By Stuart Foster, Contributing Writer
WESTBOROUGH – Members of the Westborough Community Preservation Act Exploratory
Committee discussed the possibility of the town becoming a Community Preservation Act (CPA) community at an Advisory Finance Committee meeting on Sept. 9.
The CPA is a Massachusetts state law that allows municipalities to apply a surcharge on real estate taxes. That surcharge is then matched by state funds. That money goes into an account to be used on projects relating to open space, affordable housing or historic preservation.
“Our committee has kind of been looking for an affordable number, so we have been trying to keep the impact to homeowners to around $50 a year from the surcharge,” said Exploratory Committee Chair Jenn Doherty. “That would put us at about a 0.5 percent surcharge that we would adopt.”
Doherty said that the process would be managed by a local Community Preservation Committee (CPC) appointed by the Select Board. The CPC would take in applications each year which would then require approval at Town Meeting.
Historian, town activist and Exploratory Committee member Kristina Nilson Allen said that
Westborough should join the CPA because the town is not currently receiving any benefits from the CPA while its neighbors, including Southborough, Northborough and Shrewsbury all receive money from it.
Hudson, Hopkinton and Upton have all also opted in, joining a long list of communities across the state participating in the CPA.
“Westborough residents are paying into the state funds, but they are not getting any benefits from it at all,” Allen said.
Allen praised the values of the CPA, saying that affordable housing, open space and historic preservation are often overlooked in local budgeting despite their importance.
Particularly, Allen said that the Westborough Open Space Preservation Committee has no money remaining in its budget, while historic preservation doesn’t receive funds.
The CPA, Allen said, could fund projects like a historic trail in Westborough.
“How do we fund something that we really care about historically? Well, it’s going to be low on your list probably, but under Community Preservation Act, important things would be funded,” Allen said.
Select Board member Shelby Marshall said that the town’s master plan addresses many areas that overlap with the priorities of the CPA.
Marshall said she appreciated that the CPA creates managed funding sources specifically
allocated to the areas designated by the law.
“There is a process around it, it is structured, and it is aligned with the values and the amenities and the desires and hopes and dreams of those that are here in Westborough,” Marshall said.
Additionally, Marshall said the law provides certain exemptions for taxpayers who cannot afford to contribute to the fund.

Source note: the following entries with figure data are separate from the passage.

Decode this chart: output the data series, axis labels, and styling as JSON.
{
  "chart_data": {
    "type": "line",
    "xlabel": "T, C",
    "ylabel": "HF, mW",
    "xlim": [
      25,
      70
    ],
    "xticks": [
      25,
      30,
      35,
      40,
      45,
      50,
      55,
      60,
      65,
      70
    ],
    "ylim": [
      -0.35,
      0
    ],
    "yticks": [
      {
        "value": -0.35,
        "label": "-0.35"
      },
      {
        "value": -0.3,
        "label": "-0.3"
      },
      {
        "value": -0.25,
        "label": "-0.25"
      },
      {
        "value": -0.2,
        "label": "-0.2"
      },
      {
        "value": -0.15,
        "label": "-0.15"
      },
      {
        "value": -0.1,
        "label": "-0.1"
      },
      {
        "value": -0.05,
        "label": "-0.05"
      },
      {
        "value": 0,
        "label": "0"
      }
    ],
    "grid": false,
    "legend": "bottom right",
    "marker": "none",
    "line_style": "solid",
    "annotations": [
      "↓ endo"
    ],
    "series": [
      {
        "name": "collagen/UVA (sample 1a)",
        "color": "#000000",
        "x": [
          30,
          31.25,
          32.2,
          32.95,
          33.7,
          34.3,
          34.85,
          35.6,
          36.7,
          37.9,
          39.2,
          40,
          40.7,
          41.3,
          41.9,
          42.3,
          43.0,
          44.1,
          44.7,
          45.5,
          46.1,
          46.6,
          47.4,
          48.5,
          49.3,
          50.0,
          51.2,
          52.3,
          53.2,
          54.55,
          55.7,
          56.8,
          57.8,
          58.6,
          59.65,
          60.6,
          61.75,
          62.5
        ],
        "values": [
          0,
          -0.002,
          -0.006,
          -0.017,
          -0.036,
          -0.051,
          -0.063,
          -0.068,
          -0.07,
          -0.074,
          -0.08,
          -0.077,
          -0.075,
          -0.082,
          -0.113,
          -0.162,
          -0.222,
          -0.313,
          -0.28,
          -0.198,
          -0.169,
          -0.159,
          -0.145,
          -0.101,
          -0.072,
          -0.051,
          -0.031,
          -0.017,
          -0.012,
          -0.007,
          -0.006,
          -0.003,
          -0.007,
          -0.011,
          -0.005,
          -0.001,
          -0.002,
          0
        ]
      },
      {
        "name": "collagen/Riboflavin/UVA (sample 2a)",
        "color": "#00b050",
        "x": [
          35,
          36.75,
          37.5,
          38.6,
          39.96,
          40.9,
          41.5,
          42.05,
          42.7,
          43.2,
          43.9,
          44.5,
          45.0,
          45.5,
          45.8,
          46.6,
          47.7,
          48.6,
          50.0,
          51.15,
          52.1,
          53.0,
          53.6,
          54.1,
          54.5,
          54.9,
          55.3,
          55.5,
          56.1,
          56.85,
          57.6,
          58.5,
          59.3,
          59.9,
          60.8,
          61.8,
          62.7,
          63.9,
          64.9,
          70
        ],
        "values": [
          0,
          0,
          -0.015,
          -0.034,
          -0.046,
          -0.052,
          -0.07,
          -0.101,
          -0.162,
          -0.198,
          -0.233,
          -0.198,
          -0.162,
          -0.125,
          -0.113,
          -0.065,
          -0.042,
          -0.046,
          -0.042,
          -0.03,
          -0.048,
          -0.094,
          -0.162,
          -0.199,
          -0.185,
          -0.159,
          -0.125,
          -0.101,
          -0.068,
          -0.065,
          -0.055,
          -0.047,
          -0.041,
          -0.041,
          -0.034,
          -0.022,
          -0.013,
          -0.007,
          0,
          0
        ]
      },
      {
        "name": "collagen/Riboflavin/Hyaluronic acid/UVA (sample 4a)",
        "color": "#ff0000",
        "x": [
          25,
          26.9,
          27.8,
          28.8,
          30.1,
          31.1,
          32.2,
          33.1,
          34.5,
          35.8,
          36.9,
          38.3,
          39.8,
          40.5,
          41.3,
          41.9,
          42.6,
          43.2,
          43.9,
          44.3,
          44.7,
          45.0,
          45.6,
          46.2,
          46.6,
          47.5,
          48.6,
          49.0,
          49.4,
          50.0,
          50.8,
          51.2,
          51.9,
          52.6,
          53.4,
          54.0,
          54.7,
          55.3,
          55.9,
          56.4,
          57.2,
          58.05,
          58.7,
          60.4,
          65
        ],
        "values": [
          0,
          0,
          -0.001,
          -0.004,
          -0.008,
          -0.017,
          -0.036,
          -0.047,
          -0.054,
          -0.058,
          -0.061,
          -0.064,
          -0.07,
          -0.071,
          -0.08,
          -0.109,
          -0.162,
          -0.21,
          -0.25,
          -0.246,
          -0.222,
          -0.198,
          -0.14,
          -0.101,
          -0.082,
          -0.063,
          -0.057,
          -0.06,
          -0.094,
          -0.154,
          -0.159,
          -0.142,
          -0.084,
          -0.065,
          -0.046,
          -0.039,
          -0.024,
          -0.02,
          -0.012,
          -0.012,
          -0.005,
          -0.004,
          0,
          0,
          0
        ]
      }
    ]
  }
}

She praised it as a thoughtful process.
The exploratory committee met with the Select Board earlier this year to present a progress report on its work. Committee members laid out much of the information they later discussed in this most recent discussion with the Advisory Finance Committee.
They then charted a path forward that would include numerous additional meetings over the coming months seeking input from boards and committees like the Advisory Finance
The exploratory committee had at least two more meetings scheduled for late September and early October as of Sept. 9, according to Marshall. Feedback from other boards and committees had, so far, been positive, she continued.
After the exploratory committee wraps up its input sessions, it will eventually go back before the Select Board to make a formal recommendation.
In order to opt into the CPA, Westborough voters would then have to approve a measure at Town Meeting. That would trigger a ballot question to be decided at the next municipal or state election. A majority vote at that point would formally adopt the CPA.